Gorlizki and Mommsen along with Schivelbusch present information regarding the political rise and eventual control of the Nazi Party in Germany under Hitler, and the Communist Party in the USSR under Stalin. Mommsen and Gorlizki conclude that, in addition to a variety of economic, agricultural, and social reasons, Stalin and his party maintained control over its subordinates so well through the “centralized and institutionally integrated party”1 which essentially formed the core of the state. Gorlizki and Mommsen go on to discuss the rise of Hitler and the Nazi party in Germany, and they contend that “the state
and ideology relied to a far greater extent for what coherence they had on the
cult of the Fuhrer.”2 This concept of a “cult of the Fuhrer” is a concept touched upon (and explained in detail) by Schivelbusch. In Schivelbusch’s chapter entitled “Leaders”, he contends that Adolf Hitler had an extraordinary ability to “speak to the soul of the people”3, which (as Gorlizki and Mommsen mentioned) helped create the “cult of the Fuhrer”, or, in more simple terms, the love of the German people for their leader contributed greatly to the success garnered by Hitler and the Nazi party; the people of Germany, (unlike the people of the USSR, who as pointed out by Mommsen and Gorlizki became infatuated with, and allowed for the development of “the party”), allowed Hitler to become larger than life.
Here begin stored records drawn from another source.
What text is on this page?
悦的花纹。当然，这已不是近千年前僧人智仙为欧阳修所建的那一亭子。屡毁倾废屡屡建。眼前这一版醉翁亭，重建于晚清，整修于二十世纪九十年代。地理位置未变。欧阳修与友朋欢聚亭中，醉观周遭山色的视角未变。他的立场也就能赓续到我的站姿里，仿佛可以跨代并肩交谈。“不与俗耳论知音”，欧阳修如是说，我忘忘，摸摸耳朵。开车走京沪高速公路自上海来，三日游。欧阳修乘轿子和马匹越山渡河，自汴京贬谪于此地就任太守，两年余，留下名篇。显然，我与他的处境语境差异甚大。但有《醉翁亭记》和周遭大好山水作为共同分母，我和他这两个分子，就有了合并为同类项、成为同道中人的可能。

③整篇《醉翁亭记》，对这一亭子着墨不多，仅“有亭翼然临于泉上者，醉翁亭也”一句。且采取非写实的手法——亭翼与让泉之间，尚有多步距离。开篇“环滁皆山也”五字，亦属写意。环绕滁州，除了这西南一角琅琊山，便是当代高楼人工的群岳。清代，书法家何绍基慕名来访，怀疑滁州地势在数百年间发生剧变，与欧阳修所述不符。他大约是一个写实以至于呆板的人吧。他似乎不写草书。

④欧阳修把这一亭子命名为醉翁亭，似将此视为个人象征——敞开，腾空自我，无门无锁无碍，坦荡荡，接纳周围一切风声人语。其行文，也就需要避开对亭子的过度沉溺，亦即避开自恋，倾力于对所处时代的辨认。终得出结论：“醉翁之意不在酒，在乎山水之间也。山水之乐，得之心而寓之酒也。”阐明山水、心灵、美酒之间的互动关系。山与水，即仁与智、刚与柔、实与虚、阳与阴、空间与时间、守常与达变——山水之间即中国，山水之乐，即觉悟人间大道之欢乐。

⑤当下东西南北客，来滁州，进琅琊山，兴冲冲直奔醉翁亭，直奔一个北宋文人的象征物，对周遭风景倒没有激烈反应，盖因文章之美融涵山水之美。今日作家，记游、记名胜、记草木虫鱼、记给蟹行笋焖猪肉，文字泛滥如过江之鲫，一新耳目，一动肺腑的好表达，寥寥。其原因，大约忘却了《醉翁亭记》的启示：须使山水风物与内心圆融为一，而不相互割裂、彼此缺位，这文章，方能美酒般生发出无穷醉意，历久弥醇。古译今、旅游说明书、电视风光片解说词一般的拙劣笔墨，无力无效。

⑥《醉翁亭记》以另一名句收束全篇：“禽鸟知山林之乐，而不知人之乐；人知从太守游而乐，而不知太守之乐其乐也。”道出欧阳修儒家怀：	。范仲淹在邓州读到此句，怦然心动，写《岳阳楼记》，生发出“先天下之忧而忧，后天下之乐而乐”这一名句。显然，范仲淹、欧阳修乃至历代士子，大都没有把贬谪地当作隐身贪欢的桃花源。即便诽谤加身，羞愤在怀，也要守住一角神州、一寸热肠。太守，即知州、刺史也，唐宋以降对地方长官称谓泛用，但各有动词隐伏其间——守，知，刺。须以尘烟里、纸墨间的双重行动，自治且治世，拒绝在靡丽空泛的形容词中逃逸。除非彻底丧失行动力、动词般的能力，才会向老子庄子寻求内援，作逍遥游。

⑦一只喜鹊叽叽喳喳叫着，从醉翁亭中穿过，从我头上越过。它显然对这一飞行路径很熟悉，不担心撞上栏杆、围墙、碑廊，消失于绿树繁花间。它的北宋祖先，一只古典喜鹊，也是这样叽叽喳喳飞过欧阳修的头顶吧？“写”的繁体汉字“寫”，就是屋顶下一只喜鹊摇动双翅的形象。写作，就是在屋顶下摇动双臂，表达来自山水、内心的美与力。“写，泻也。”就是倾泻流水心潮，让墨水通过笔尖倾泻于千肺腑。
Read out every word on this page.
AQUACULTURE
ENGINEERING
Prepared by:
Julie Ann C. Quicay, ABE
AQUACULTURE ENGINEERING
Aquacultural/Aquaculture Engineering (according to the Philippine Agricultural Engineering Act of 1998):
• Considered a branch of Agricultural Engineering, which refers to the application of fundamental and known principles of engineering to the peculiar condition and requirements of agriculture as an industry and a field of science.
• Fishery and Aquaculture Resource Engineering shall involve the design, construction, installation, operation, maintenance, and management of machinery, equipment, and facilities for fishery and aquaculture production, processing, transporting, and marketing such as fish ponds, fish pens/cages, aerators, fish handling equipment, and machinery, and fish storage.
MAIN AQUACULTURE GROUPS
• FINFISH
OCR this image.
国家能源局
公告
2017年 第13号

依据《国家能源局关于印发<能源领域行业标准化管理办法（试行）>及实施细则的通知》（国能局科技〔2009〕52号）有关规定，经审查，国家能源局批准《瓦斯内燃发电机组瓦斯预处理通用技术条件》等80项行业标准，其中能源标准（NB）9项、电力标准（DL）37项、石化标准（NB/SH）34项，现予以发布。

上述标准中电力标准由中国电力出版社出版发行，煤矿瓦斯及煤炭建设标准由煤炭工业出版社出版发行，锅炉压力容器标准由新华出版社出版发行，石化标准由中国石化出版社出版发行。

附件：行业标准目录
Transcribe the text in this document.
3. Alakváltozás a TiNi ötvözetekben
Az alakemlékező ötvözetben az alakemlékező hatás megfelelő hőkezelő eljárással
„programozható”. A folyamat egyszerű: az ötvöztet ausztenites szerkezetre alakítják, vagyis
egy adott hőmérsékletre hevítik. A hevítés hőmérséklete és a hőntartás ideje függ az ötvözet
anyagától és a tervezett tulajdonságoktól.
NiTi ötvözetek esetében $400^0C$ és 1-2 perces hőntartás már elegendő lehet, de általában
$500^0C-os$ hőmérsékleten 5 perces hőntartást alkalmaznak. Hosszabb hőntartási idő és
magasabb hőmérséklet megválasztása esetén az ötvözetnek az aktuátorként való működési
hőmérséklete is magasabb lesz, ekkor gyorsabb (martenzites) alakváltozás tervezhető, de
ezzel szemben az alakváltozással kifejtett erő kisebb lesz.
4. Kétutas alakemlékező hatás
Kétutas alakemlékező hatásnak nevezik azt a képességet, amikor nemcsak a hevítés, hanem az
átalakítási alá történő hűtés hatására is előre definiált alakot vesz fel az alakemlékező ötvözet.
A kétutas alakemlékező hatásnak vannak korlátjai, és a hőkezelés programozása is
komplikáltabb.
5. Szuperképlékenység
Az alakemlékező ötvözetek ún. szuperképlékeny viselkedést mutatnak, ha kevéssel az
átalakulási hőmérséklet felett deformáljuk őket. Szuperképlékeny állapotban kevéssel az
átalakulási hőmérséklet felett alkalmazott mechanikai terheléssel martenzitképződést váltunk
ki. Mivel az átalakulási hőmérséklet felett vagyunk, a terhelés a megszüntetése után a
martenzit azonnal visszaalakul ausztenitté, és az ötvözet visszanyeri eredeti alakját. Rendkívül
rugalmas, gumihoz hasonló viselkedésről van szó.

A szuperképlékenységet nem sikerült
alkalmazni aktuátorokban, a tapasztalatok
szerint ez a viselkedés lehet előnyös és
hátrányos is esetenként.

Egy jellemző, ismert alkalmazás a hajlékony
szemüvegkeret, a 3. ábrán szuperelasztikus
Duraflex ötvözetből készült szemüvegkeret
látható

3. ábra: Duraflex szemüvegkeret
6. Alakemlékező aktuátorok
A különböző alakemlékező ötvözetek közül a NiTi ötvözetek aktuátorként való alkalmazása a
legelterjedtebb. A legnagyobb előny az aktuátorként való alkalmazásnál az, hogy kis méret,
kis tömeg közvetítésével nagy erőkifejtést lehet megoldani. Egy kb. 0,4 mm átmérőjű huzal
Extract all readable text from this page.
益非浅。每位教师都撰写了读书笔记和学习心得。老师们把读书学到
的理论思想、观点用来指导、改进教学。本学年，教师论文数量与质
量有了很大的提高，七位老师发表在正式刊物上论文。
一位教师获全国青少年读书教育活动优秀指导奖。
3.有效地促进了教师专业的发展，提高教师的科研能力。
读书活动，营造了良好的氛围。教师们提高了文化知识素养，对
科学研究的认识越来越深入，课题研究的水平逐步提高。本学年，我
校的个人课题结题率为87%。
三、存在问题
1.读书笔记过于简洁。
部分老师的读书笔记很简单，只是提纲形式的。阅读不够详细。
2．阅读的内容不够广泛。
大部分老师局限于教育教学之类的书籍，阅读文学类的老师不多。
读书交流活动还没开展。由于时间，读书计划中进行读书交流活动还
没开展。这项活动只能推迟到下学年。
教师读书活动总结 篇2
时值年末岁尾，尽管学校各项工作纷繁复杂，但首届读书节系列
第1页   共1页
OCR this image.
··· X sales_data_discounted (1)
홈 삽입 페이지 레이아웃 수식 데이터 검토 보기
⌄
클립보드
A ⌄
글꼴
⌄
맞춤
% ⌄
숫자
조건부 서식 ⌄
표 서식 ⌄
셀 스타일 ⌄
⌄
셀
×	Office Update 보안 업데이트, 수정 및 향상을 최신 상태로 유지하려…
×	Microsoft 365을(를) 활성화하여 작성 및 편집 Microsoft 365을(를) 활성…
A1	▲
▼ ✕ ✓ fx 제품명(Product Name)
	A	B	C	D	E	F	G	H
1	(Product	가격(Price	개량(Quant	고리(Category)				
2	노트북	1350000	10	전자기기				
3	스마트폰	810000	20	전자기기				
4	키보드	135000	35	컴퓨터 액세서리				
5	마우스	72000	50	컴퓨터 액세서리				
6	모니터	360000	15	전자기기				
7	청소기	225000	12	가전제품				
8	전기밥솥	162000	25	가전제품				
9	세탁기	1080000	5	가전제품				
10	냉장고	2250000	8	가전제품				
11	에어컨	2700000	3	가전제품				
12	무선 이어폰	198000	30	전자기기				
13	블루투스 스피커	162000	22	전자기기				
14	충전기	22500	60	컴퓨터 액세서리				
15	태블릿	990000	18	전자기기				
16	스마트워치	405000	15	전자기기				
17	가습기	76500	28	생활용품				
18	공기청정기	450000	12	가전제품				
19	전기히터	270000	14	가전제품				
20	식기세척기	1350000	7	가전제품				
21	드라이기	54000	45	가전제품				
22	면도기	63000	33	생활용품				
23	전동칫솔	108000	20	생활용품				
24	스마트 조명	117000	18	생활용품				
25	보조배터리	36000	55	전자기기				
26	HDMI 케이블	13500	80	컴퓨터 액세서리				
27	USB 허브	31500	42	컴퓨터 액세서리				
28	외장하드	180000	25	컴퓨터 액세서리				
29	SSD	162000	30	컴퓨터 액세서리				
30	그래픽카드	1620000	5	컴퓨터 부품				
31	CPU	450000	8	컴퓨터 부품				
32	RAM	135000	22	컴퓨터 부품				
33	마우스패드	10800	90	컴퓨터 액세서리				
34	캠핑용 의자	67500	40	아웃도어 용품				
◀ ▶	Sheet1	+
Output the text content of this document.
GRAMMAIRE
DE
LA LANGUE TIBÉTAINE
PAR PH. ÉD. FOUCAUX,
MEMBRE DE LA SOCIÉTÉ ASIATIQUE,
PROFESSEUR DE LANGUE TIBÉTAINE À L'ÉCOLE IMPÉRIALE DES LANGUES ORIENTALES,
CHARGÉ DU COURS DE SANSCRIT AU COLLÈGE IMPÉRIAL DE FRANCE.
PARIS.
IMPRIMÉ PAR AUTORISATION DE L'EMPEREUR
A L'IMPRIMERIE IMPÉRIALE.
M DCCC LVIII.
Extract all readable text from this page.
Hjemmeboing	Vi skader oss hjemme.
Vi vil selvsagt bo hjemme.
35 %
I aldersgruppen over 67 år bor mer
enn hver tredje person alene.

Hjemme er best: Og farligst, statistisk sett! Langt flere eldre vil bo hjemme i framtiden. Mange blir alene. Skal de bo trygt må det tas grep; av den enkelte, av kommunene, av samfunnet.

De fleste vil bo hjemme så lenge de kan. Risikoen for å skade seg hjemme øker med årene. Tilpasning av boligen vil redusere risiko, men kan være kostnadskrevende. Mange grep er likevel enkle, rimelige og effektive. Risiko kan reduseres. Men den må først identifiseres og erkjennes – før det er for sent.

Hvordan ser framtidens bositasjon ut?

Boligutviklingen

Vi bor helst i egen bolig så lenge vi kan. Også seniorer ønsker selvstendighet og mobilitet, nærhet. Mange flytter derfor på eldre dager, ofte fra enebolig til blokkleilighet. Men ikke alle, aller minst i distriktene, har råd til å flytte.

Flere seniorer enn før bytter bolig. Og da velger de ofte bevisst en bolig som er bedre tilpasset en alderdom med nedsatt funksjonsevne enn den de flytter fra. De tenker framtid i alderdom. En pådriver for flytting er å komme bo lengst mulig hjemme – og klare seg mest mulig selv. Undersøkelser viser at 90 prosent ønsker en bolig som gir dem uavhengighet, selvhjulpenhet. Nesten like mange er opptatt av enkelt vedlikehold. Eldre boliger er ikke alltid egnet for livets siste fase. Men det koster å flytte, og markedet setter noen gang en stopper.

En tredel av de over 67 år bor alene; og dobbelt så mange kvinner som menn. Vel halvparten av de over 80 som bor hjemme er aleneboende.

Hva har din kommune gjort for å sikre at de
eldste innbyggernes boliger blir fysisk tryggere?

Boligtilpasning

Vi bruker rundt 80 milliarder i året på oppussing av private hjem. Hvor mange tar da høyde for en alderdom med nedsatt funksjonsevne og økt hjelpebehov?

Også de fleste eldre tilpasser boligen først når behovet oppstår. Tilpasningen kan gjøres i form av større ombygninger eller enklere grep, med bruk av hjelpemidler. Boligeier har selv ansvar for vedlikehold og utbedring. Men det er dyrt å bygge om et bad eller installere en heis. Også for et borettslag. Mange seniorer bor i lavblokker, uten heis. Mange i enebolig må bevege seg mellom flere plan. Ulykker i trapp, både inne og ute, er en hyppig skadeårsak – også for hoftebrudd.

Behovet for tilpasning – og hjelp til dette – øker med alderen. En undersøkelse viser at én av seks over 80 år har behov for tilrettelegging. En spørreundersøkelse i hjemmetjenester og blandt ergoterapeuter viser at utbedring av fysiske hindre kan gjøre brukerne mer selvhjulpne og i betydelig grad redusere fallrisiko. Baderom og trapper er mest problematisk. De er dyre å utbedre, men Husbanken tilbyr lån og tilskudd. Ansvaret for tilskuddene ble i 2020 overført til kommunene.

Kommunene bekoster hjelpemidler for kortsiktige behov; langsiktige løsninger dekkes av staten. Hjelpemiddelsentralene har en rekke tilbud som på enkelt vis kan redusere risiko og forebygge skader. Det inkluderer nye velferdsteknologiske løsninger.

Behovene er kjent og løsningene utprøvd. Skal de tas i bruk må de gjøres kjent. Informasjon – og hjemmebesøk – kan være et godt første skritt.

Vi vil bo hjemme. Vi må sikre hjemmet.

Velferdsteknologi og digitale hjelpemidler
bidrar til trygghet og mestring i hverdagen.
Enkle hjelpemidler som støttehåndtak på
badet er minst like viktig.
The idea of leadership and its evolution and importance in the USSR and Germany is an important area to look at in order to bring context to our class, but since Schivelbusch touched on Roosevelt, it would be interesting to bring more context to the American political sphere of that time, and see how closely the opinions of Roosevelt held by the American people parralled with the opinions of German and Soviet citizens with regard to their respective rulers.